Note that the echo = FALSE parameter was added to the code chunk to prevent printing of the R code that generated the plot.

Illustration of the impact energy shift away from fossil fuels

Assumptions for solar: 1) One square meter of solar cells generates 400 Kw hr per year and efficiency is 70% sunshine at 8 hr per day. 2) Therefore: 1 Quad= 10^15 BTU of energy or will require 755 Km2 of solar panels 3) Also 1 quad is approx equavlent to 183 million barrels of oil, 38.5 Million tons of coal or 980 billion cubic feet of natural gas. 4) How do we conceptualize the scale of the task? a) Two refinery locations at 250,000 BPD of oil processing is 1 Quad in a year (combined largest complex in the world that would exist today) b) Or appox 500 quad of energy would require a land area the size of Japan, Germany or a bit smaller than Spain. or approx 100 quad of energy would require a land area the size of Pannama or Ireland. c) or 1.2 Million wind turbines to generate 100 quads of energy which could fit into an area the scale of Delaware.

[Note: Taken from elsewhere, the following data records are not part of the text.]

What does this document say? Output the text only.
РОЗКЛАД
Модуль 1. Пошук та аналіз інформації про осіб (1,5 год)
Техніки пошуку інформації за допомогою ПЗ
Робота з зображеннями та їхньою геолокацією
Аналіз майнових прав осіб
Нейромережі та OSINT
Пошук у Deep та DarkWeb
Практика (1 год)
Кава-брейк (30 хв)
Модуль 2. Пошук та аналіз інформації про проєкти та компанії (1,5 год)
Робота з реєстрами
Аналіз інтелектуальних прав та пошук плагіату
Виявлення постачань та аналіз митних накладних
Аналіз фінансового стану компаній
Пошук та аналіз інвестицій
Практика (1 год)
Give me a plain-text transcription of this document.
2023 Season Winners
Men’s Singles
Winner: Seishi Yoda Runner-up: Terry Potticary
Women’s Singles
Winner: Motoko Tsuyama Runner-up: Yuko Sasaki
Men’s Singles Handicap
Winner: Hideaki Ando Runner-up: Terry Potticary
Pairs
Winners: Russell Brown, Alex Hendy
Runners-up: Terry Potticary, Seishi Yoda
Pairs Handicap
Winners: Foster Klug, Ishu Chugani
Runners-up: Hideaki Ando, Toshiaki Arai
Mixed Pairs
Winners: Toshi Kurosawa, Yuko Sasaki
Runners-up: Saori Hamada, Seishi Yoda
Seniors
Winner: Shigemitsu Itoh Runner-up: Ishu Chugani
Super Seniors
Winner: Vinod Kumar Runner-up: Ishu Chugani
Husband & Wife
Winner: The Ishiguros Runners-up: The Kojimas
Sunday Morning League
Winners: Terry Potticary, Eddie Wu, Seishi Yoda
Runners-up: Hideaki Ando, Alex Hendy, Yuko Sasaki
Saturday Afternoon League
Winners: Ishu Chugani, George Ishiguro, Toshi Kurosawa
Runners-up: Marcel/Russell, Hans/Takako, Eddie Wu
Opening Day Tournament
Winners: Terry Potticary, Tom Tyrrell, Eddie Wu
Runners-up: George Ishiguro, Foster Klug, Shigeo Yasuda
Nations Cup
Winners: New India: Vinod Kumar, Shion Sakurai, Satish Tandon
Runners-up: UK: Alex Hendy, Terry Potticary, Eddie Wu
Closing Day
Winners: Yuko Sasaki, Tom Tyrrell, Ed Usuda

df_model<- df_model %>%mutate (Solar_total_energy_kmsquared=(energy_total*755),.after=year)
df_model<- df_model %>% mutate (Solar_totalenergy_num_Irelands=(Solar_total_energy_kmsquared/75500))

df_model<-df_model %>% mutate(Solar_renewable_energy_kmsquared=(energy_new_zerocarbon*755))
df_model<-df_model %>% mutate(Solar_renewable_num_Irelands=(Solar_renewable_energy_kmsquared/75500))

df_model<-df_model %>% mutate(wind_turbines_totalenergy=(energy_total/100*1200000))
df_model <-df_model %>% mutate(wind_turbines_totalenergy_num_delawares=(energy_total/100))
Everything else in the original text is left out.